The exhibition stems from the need to draw without any purpose beyond the reflection on the act of making. The
drawing is planned and developed at the moment of its creation, when an immediate connection between the
hand and the head takes place. The image forms as these two body parts interact and, therefore, the imperfect
print of that learning process is captured on the paper. This exhibition might be understood as a kaleidoscope of
latent images in the artist’s mind, and a retrospective on previous works, like a compilation of learning processes
hidden under the surface of a sculpture or the plot of a movie, which is one of the artist’s common tools.
The title of the exhibition “Camouflage for a very specific place”, which also entitles one group of drawings, may seem
not to be in connection with the images shown, evidencing the formal indetermination of the drawings, but it is
indeed a title that describes what we are seeing, giving rise to a paradoxical game between the use of the title’s
categorical language and the apparent abstraction of the drawings. The idea of “camouflage” decodes for us the
mess of lines composing the drawings and turns them into a formal metaphor of how reality disguises before us
and how we camouflage before it. The camouflages multiply throughout the exhibition, where each drawing
mirror the others, as observed in the reflective relationship between the drawing made on the wall- called “You
wake up full of energy after that”- and “Camouflage for a not-so-specific place IX”; or in the six-drawing group “Camouflage
for a very specific place”, hanging from the same wall.
In line with the title, the drawings take us to very specific places -or not so specific-. They are spaces resulting
from a systematic and unornamented movement of the hand as it traces lines, little by little composing the
context. That superposition of plots take us to places that may bear very specific names, but may not be so
specific when representing them: jungles, oceans, utopian cities seen from a bird’s eye, mechanical systems,
crossing-outs, virtual models, electronic circuits, etc…
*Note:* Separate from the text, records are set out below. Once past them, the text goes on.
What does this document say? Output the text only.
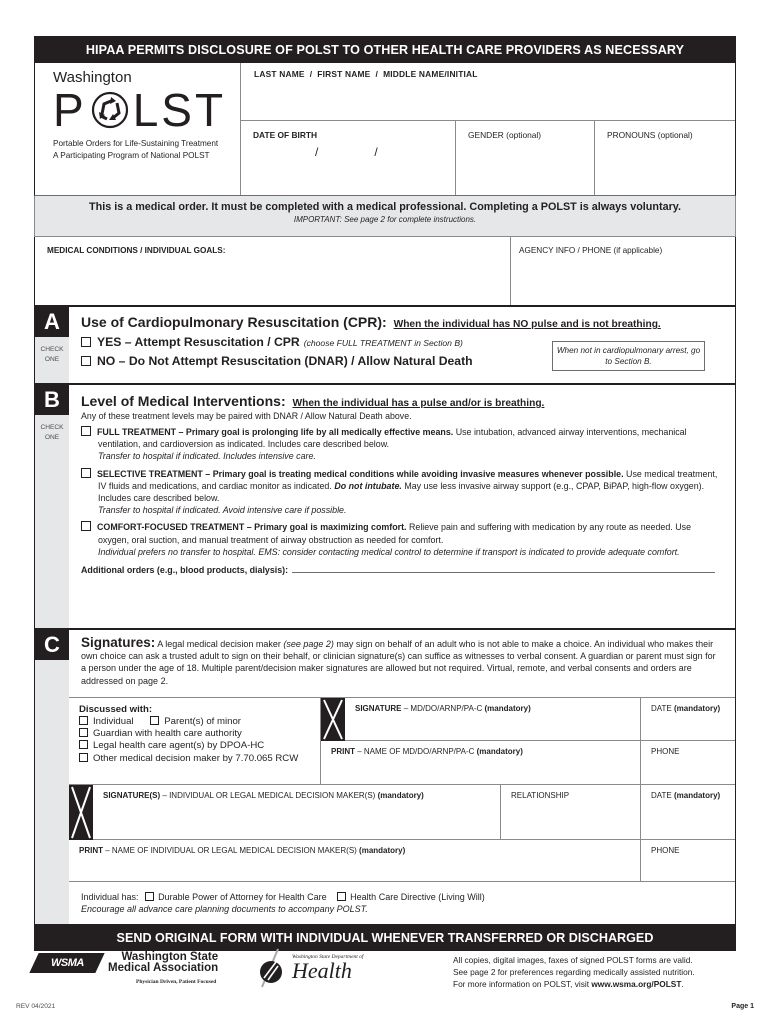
HIPAA PERMITS DISCLOSURE OF POLST TO OTHER HEALTH CARE PROVIDERS AS NECESSARY
Washington
P LST
Portable Orders for Life-Sustaining Treatment
A Participating Program of National POLST
LAST NAME  /  FIRST NAME  /  MIDDLE NAME/INITIAL
DATE OF BIRTH
/	/
GENDER (optional)	PRONOUNS (optional)
This is a medical order. It must be completed with a medical professional. Completing a POLST is always voluntary.
IMPORTANT: See page 2 for complete instructions.
MEDICAL CONDITIONS / INDIVIDUAL GOALS:	AGENCY INFO / PHONE (if applicable)
A
CHECK
ONE
Use of Cardiopulmonary Resuscitation (CPR): When the individual has NO pulse and is not breathing.
YES – Attempt Resuscitation / CPR (choose FULL TREATMENT in Section B)
NO – Do Not Attempt Resuscitation (DNAR) / Allow Natural Death
When not in cardiopulmonary arrest, go to Section B.
B
CHECK
ONE
Level of Medical Interventions: When the individual has a pulse and/or is breathing.
Any of these treatment levels may be paired with DNAR / Allow Natural Death above.
FULL TREATMENT – Primary goal is prolonging life by all medically effective means. Use intubation, advanced airway interventions, mechanical ventilation, and cardioversion as indicated. Includes care described below.
Transfer to hospital if indicated. Includes intensive care.
SELECTIVE TREATMENT – Primary goal is treating medical conditions while avoiding invasive measures whenever possible. Use medical treatment, IV fluids and medications, and cardiac monitor as indicated. Do not intubate. May use less invasive airway support (e.g., CPAP, BiPAP, high-flow oxygen). Includes care described below.
Transfer to hospital if indicated. Avoid intensive care if possible.
COMFORT-FOCUSED TREATMENT – Primary goal is maximizing comfort. Relieve pain and suffering with medication by any route as needed. Use oxygen, oral suction, and manual treatment of airway obstruction as needed for comfort.
Individual prefers no transfer to hospital. EMS: consider contacting medical control to determine if transport is indicated to provide adequate comfort.
Additional orders (e.g., blood products, dialysis):
C	Signatures: A legal medical decision maker (see page 2) may sign on behalf of an adult who is not able to make a choice. An individual who makes their own choice can ask a trusted adult to sign on their behalf, or clinician signature(s) can suffice as witnesses to verbal consent. A guardian or parent must sign for a person under the age of 18. Multiple parent/decision maker signatures are allowed but not required. Virtual, remote, and verbal consents and orders are addressed on page 2.
Discussed with:
Individual	Parent(s) of minor
Guardian with health care authority
Legal health care agent(s) by DPOA-HC
Other medical decision maker by 7.70.065 RCW
SIGNATURE – MD/DO/ARNP/PA-C (mandatory)	DATE (mandatory)
PRINT – NAME OF MD/DO/ARNP/PA-C (mandatory)	PHONE
SIGNATURE(S) – INDIVIDUAL OR LEGAL MEDICAL DECISION MAKER(S) (mandatory)	RELATIONSHIP	DATE (mandatory)
PRINT – NAME OF INDIVIDUAL OR LEGAL MEDICAL DECISION MAKER(S) (mandatory)	PHONE
Individual has: Durable Power of Attorney for Health Care	Health Care Directive (Living Will)
Encourage all advance care planning documents to accompany POLST.
SEND ORIGINAL FORM WITH INDIVIDUAL WHENEVER TRANSFERRED OR DISCHARGED
WSMA	Washington State
Medical Association
Physician Driven, Patient Focused
Washington State Department of
Health
REV 04/2021
All copies, digital images, faxes of signed POLST forms are valid.
See page 2 for preferences regarding medically assisted nutrition.
For more information on POLST, visit www.wsma.org/POLST.
Page 1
This presentation of drawings as a large system of references, which all the drawings exhibited reflect, works also
as visual files that recall old projects, such as the “Sidney” sculptures, started in 2014 and still in progress, or the
2016 “Jagata” video, that was shot in Japan and shows images of the complexity of the Tokyo train system.
In addition to the two groups of drawings mentioned above, “I already know them all”-above the wall drawings- is
the most narrative piece and the one that best explains the exhibition. It is a group of six black-ink drawings that
were composed as a series of moments in clear correspondence with the fragmented structure of videos, such as
“Ahold of Get The Things To”, 2014, or “Mountain Plain Mountain”, 2018, where one single situation is seen from the
different characters’ views, giving rise to multiple forms of certainty. These drawings are presented as six possible
ways to compose one of them, a display of the different possibilities when it comes to building and dissecting an
image. It is just another way to reveal the process of learning.